Analysis can be used to collect both kinds of evidence. Indeed it is generally the most useful way to gather negative evidence—which is often about thoroughness, and analytic methods are better at ensuring all possibilities have been examined. Analysis takes as input a model of the system, extracted from its design or its implementation. It then applies algorithms that work to prove or disprove statements about that design, such as whether there exists some sequence of state transitions that would cause a component to enter an undesired state. The evaluation is usually performed using automated computational tools, though it can sometimes be done by hand for analyses of modest complexity. I have used analytic methods occasionally, usually for foundational components or abstractions on which the system depends for its correct operation. The first time I used it, on the design of a synchronization mechanism in a multi-threading computing environment, it caught a subtle flaw that would have occurred rarely but would have been difficult to detect. On another project, colleagues and I proved the correctness of the design of a family of distributed consensus algorithms—which helped us accurately implement the algorithms. The SeL4 operating system kernel [Klein14] has been formally proven design and implementation, showing that its implementation provides key confidentiality, integrity, and isolation properties as well as functioning according to its specification.

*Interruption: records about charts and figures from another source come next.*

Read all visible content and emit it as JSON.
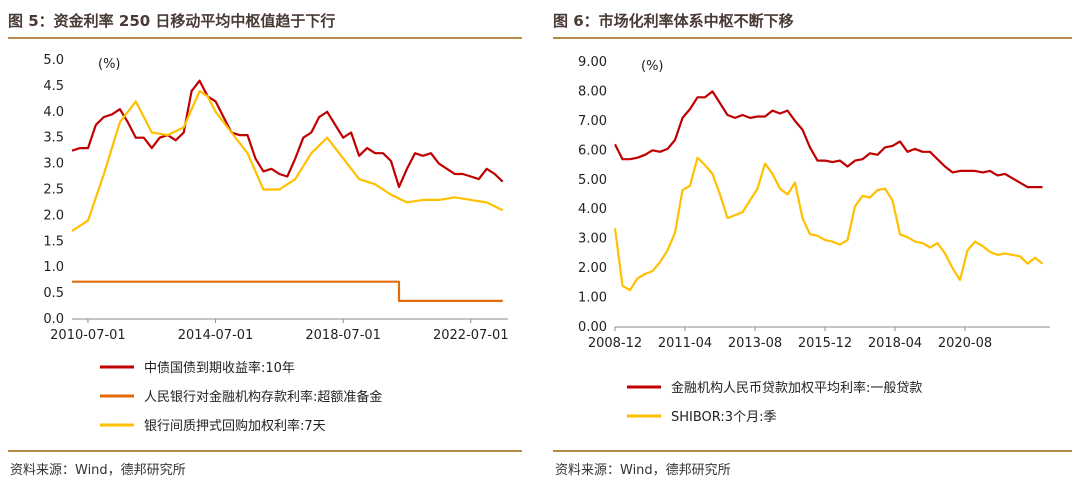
{
  "brand": {
    "accent": "#b8894a",
    "title_color": "#4a3a35"
  },
  "left": {
    "title": "图 5：资金利率 250 日移动平均中枢值趋于下行",
    "source": "资料来源：Wind，德邦研究所",
    "chart_data": {
      "type": "line",
      "unit_label": "(%)",
      "ylim": [
        0,
        5.0
      ],
      "ytick_labels": [
        "0.0",
        "0.5",
        "1.0",
        "1.5",
        "2.0",
        "2.5",
        "3.0",
        "3.5",
        "4.0",
        "4.5",
        "5.0"
      ],
      "xlim": [
        "2010-01",
        "2023-09"
      ],
      "xtick_labels": [
        "2010-07-01",
        "2014-07-01",
        "2018-07-01",
        "2022-07-01"
      ],
      "xtick_positions": [
        "2010-07",
        "2014-07",
        "2018-07",
        "2022-07"
      ],
      "series": [
        {
          "name": "中债国债到期收益率:10年",
          "color": "#c00000",
          "x": [
            "2010-01",
            "2010-04",
            "2010-07",
            "2010-10",
            "2011-01",
            "2011-04",
            "2011-07",
            "2011-10",
            "2012-01",
            "2012-04",
            "2012-07",
            "2012-10",
            "2013-01",
            "2013-04",
            "2013-07",
            "2013-10",
            "2014-01",
            "2014-04",
            "2014-07",
            "2014-10",
            "2015-01",
            "2015-04",
            "2015-07",
            "2015-10",
            "2016-01",
            "2016-04",
            "2016-07",
            "2016-10",
            "2017-01",
            "2017-04",
            "2017-07",
            "2017-10",
            "2018-01",
            "2018-04",
            "2018-07",
            "2018-10",
            "2019-01",
            "2019-04",
            "2019-07",
            "2019-10",
            "2020-01",
            "2020-04",
            "2020-07",
            "2020-10",
            "2021-01",
            "2021-04",
            "2021-07",
            "2021-10",
            "2022-01",
            "2022-04",
            "2022-07",
            "2022-10",
            "2023-01",
            "2023-04",
            "2023-07"
          ],
          "y": [
            3.25,
            3.3,
            3.3,
            3.75,
            3.9,
            3.95,
            4.05,
            3.8,
            3.5,
            3.5,
            3.3,
            3.5,
            3.55,
            3.45,
            3.6,
            4.4,
            4.6,
            4.3,
            4.2,
            3.9,
            3.6,
            3.55,
            3.55,
            3.1,
            2.85,
            2.9,
            2.8,
            2.75,
            3.1,
            3.5,
            3.6,
            3.9,
            4.0,
            3.75,
            3.5,
            3.6,
            3.15,
            3.3,
            3.2,
            3.2,
            3.05,
            2.55,
            2.9,
            3.2,
            3.15,
            3.2,
            3.0,
            2.9,
            2.8,
            2.8,
            2.75,
            2.7,
            2.9,
            2.8,
            2.65
          ]
        },
        {
          "name": "人民银行对金融机构存款利率:超额准备金",
          "color": "#e36c09",
          "x": [
            "2010-01",
            "2020-04",
            "2020-04",
            "2023-07"
          ],
          "y": [
            0.72,
            0.72,
            0.35,
            0.35
          ]
        },
        {
          "name": "银行间质押式回购加权利率:7天",
          "color": "#ffc000",
          "x": [
            "2010-01",
            "2010-07",
            "2011-01",
            "2011-07",
            "2012-01",
            "2012-07",
            "2013-01",
            "2013-07",
            "2014-01",
            "2014-04",
            "2014-07",
            "2015-01",
            "2015-07",
            "2016-01",
            "2016-07",
            "2017-01",
            "2017-07",
            "2018-01",
            "2018-07",
            "2019-01",
            "2019-07",
            "2020-01",
            "2020-07",
            "2021-01",
            "2021-07",
            "2022-01",
            "2022-07",
            "2023-01",
            "2023-07"
          ],
          "y": [
            1.7,
            1.9,
            2.8,
            3.8,
            4.2,
            3.6,
            3.55,
            3.7,
            4.4,
            4.3,
            4.0,
            3.6,
            3.2,
            2.5,
            2.5,
            2.7,
            3.2,
            3.5,
            3.1,
            2.7,
            2.6,
            2.4,
            2.25,
            2.3,
            2.3,
            2.35,
            2.3,
            2.25,
            2.1
          ]
        }
      ]
    }
  },
  "right": {
    "title": "图 6：市场化利率体系中枢不断下移",
    "source": "资料来源：Wind，德邦研究所",
    "chart_data": {
      "type": "line",
      "unit_label": "(%)",
      "ylim": [
        0,
        9.0
      ],
      "ytick_labels": [
        "0.00",
        "1.00",
        "2.00",
        "3.00",
        "4.00",
        "5.00",
        "6.00",
        "7.00",
        "8.00",
        "9.00"
      ],
      "xlim": [
        "2008-12",
        "2023-06"
      ],
      "xtick_labels": [
        "2008-12",
        "2011-04",
        "2013-08",
        "2015-12",
        "2018-04",
        "2020-08"
      ],
      "xtick_positions": [
        "2008-12",
        "2011-04",
        "2013-08",
        "2015-12",
        "2018-04",
        "2020-08"
      ],
      "series": [
        {
          "name": "金融机构人民币贷款加权平均利率:一般贷款",
          "color": "#c00000",
          "x": [
            "2008-12",
            "2009-03",
            "2009-06",
            "2009-09",
            "2009-12",
            "2010-03",
            "2010-06",
            "2010-09",
            "2010-12",
            "2011-03",
            "2011-06",
            "2011-09",
            "2011-12",
            "2012-03",
            "2012-06",
            "2012-09",
            "2012-12",
            "2013-03",
            "2013-06",
            "2013-09",
            "2013-12",
            "2014-03",
            "2014-06",
            "2014-09",
            "2014-12",
            "2015-03",
            "2015-06",
            "2015-09",
            "2015-12",
            "2016-03",
            "2016-06",
            "2016-09",
            "2016-12",
            "2017-03",
            "2017-06",
            "2017-09",
            "2017-12",
            "2018-03",
            "2018-06",
            "2018-09",
            "2018-12",
            "2019-03",
            "2019-06",
            "2019-09",
            "2019-12",
            "2020-03",
            "2020-06",
            "2020-09",
            "2020-12",
            "2021-03",
            "2021-06",
            "2021-09",
            "2021-12",
            "2022-03",
            "2022-06",
            "2022-09",
            "2022-12",
            "2023-03"
          ],
          "y": [
            6.2,
            5.7,
            5.7,
            5.75,
            5.85,
            6.0,
            5.95,
            6.05,
            6.35,
            7.1,
            7.4,
            7.8,
            7.8,
            8.0,
            7.6,
            7.2,
            7.1,
            7.2,
            7.1,
            7.15,
            7.15,
            7.35,
            7.25,
            7.35,
            7.0,
            6.7,
            6.1,
            5.65,
            5.65,
            5.6,
            5.65,
            5.45,
            5.65,
            5.7,
            5.9,
            5.85,
            6.1,
            6.15,
            6.3,
            5.95,
            6.05,
            5.95,
            5.95,
            5.7,
            5.45,
            5.25,
            5.3,
            5.3,
            5.3,
            5.25,
            5.3,
            5.15,
            5.2,
            5.05,
            4.9,
            4.75,
            4.75,
            4.75
          ]
        },
        {
          "name": "SHIBOR:3个月:季",
          "color": "#ffc000",
          "x": [
            "2008-12",
            "2009-03",
            "2009-06",
            "2009-09",
            "2009-12",
            "2010-03",
            "2010-06",
            "2010-09",
            "2010-12",
            "2011-03",
            "2011-06",
            "2011-09",
            "2011-12",
            "2012-03",
            "2012-06",
            "2012-09",
            "2012-12",
            "2013-03",
            "2013-06",
            "2013-09",
            "2013-12",
            "2014-03",
            "2014-06",
            "2014-09",
            "2014-12",
            "2015-03",
            "2015-06",
            "2015-09",
            "2015-12",
            "2016-03",
            "2016-06",
            "2016-09",
            "2016-12",
            "2017-03",
            "2017-06",
            "2017-09",
            "2017-12",
            "2018-03",
            "2018-06",
            "2018-09",
            "2018-12",
            "2019-03",
            "2019-06",
            "2019-09",
            "2019-12",
            "2020-03",
            "2020-06",
            "2020-09",
            "2020-12",
            "2021-03",
            "2021-06",
            "2021-09",
            "2021-12",
            "2022-03",
            "2022-06",
            "2022-09",
            "2022-12",
            "2023-03"
          ],
          "y": [
            3.35,
            1.4,
            1.25,
            1.65,
            1.8,
            1.9,
            2.2,
            2.6,
            3.2,
            4.65,
            4.8,
            5.75,
            5.5,
            5.2,
            4.5,
            3.7,
            3.8,
            3.9,
            4.3,
            4.7,
            5.55,
            5.2,
            4.7,
            4.5,
            4.9,
            3.7,
            3.15,
            3.1,
            2.95,
            2.9,
            2.8,
            2.95,
            4.1,
            4.45,
            4.4,
            4.65,
            4.7,
            4.3,
            3.15,
            3.05,
            2.9,
            2.85,
            2.7,
            2.85,
            2.5,
            2.0,
            1.6,
            2.6,
            2.9,
            2.75,
            2.55,
            2.45,
            2.5,
            2.45,
            2.4,
            2.15,
            2.35,
            2.15
          ]
        }
      ]
    }
  }
}
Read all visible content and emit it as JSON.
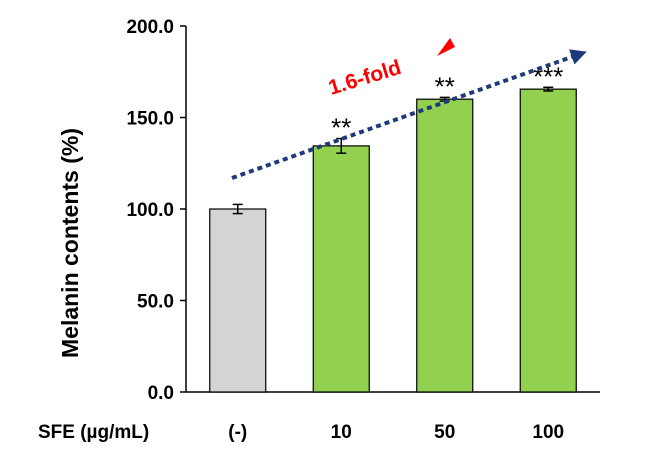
{
  "chart_data": {
    "type": "bar",
    "title": "",
    "ylabel": "Melanin contents (%)",
    "xlabel": "SFE (µg/mL)",
    "ylim": [
      0,
      200
    ],
    "yticks": [
      0,
      50,
      100,
      150,
      200
    ],
    "ytick_labels": [
      "0.0",
      "50.0",
      "100.0",
      "150.0",
      "200.0"
    ],
    "categories": [
      "(-)",
      "10",
      "50",
      "100"
    ],
    "values": [
      100,
      134.5,
      160,
      165.5
    ],
    "errors": [
      2.5,
      4,
      1,
      1
    ],
    "bar_colors": [
      "#d5d3d4",
      "#92d050",
      "#92d050",
      "#92d050"
    ],
    "significance": [
      "",
      "**",
      "**",
      "***"
    ],
    "annotation": {
      "text": "1.6-fold",
      "color": "#ff0000",
      "arrow_color": "#1f3a7a"
    }
  }
}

14.6 Completeness and minimality

Separate from these methods for gathering evidence, one also needs evidence of completeness and minimality.

When a system is believed to be complete, one doesn’t want only to show that one or a few purposes are met; eventually one needs to provide evidence that all purposes are met. This does require knowing what the purpose is, and then being able to provide evidence showing each part of it has been satisfied.

One also needs to show that the system as designed or implemented does not do things that don’t derive from and support the purpose. This includes showing that safety and security properties (of bad things not happening) are met. It also includes ensuring that people have not inserted features that the end users do not need or want, which would imply that development resources have been mis-spent and that the system can potentially do things the users will find undesirable.

Sidebar: Summary

An operational system should meet its purpose.
It takes evidence to show that this is true.
- Including evidence that the system does not do things that are not in its purpose.
Gathering evidence is an activity that happens all through a project.
- Especially important in guiding design.
Evidence comes from experimenting (testing), inspection or review, and analysis.
- Analysis is needed to show the absence of something, but sometimes one can only gather statistical evidence.